Nocutenamesleft · 13/06/2021 10:26

@Lora918

I had a school bully too. She mocked my appearance (teenage acne) and my maths and spelling skills (dyslexic) constantly. I was the lucky one as others were even physically abused by her. This was high school.

I remember after graduating from uni a few friends mentioned how much the bully had changed. Fast forward a few months and whilst shopping I bumped into her. She said a big hi and moved in for a hug. I was very very cold towards her and she noticed. That might I received a message on FB from her. She said she realised I wasnt friendly today and wanted to reach out and apologise for her past behaviour. She explained that even though years had passed she felt terrible and wanted me to know all her behaviour was due to loosing her mum (she doesn tknow her father) in year 7 and having to move in with a horrid uncle.

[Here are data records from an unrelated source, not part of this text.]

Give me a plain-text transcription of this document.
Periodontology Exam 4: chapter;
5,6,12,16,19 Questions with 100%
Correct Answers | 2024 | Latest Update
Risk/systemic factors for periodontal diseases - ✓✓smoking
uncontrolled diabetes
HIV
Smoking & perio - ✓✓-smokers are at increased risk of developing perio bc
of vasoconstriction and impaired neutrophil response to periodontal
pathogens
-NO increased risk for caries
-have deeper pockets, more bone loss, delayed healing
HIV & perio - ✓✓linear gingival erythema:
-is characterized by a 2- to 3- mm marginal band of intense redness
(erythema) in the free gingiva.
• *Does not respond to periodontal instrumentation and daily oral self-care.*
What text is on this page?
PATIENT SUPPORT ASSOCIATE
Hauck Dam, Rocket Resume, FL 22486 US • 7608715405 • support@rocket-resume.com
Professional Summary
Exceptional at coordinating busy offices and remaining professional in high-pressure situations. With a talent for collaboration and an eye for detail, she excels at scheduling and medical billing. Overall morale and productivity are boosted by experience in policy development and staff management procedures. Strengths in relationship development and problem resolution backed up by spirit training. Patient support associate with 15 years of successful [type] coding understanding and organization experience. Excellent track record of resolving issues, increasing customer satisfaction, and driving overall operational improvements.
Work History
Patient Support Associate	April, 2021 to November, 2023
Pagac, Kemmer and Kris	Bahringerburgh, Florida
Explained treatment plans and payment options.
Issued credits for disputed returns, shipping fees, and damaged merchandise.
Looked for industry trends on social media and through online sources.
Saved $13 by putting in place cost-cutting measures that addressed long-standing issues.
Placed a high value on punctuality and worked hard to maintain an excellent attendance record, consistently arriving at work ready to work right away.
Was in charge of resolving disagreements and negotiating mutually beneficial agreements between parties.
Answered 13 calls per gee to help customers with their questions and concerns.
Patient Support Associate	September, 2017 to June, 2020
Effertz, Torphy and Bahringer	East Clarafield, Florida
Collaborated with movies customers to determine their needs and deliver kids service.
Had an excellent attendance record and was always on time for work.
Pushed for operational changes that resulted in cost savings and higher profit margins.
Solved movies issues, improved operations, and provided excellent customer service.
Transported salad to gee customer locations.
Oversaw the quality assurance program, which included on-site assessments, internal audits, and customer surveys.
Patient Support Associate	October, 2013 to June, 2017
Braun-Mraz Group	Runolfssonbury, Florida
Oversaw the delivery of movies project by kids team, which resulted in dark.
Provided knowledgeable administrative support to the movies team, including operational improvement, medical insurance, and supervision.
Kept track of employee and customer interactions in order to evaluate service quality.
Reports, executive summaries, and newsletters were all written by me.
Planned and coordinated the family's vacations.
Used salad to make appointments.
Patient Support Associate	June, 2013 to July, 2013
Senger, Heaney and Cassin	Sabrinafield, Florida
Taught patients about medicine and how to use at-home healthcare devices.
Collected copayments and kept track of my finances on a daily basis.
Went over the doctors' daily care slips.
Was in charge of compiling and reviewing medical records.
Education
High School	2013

I have forgiven and moved on since. We are not the best of friends but when I do bump into her we do have small talks. She is now married with a lovely daughter. I hope she is able to have the happiness she deserved as a child.

We don't know what others are going through

Same

My bully came up to me in my 20’s and said how sorry she was for what she put me through

Although I’m actually a great believer in that people can change. Especially those in school. None of us can say we’re the same as our 13 yr olds

I felt she was doing it to relieve her own guilt…I felt that a sorry wasn’t enough for what she put me through. Sadly she lives near to me and tried often to say sorry. I never really got over what she did to me in school though. So why should a one word relive her of all responsibilities?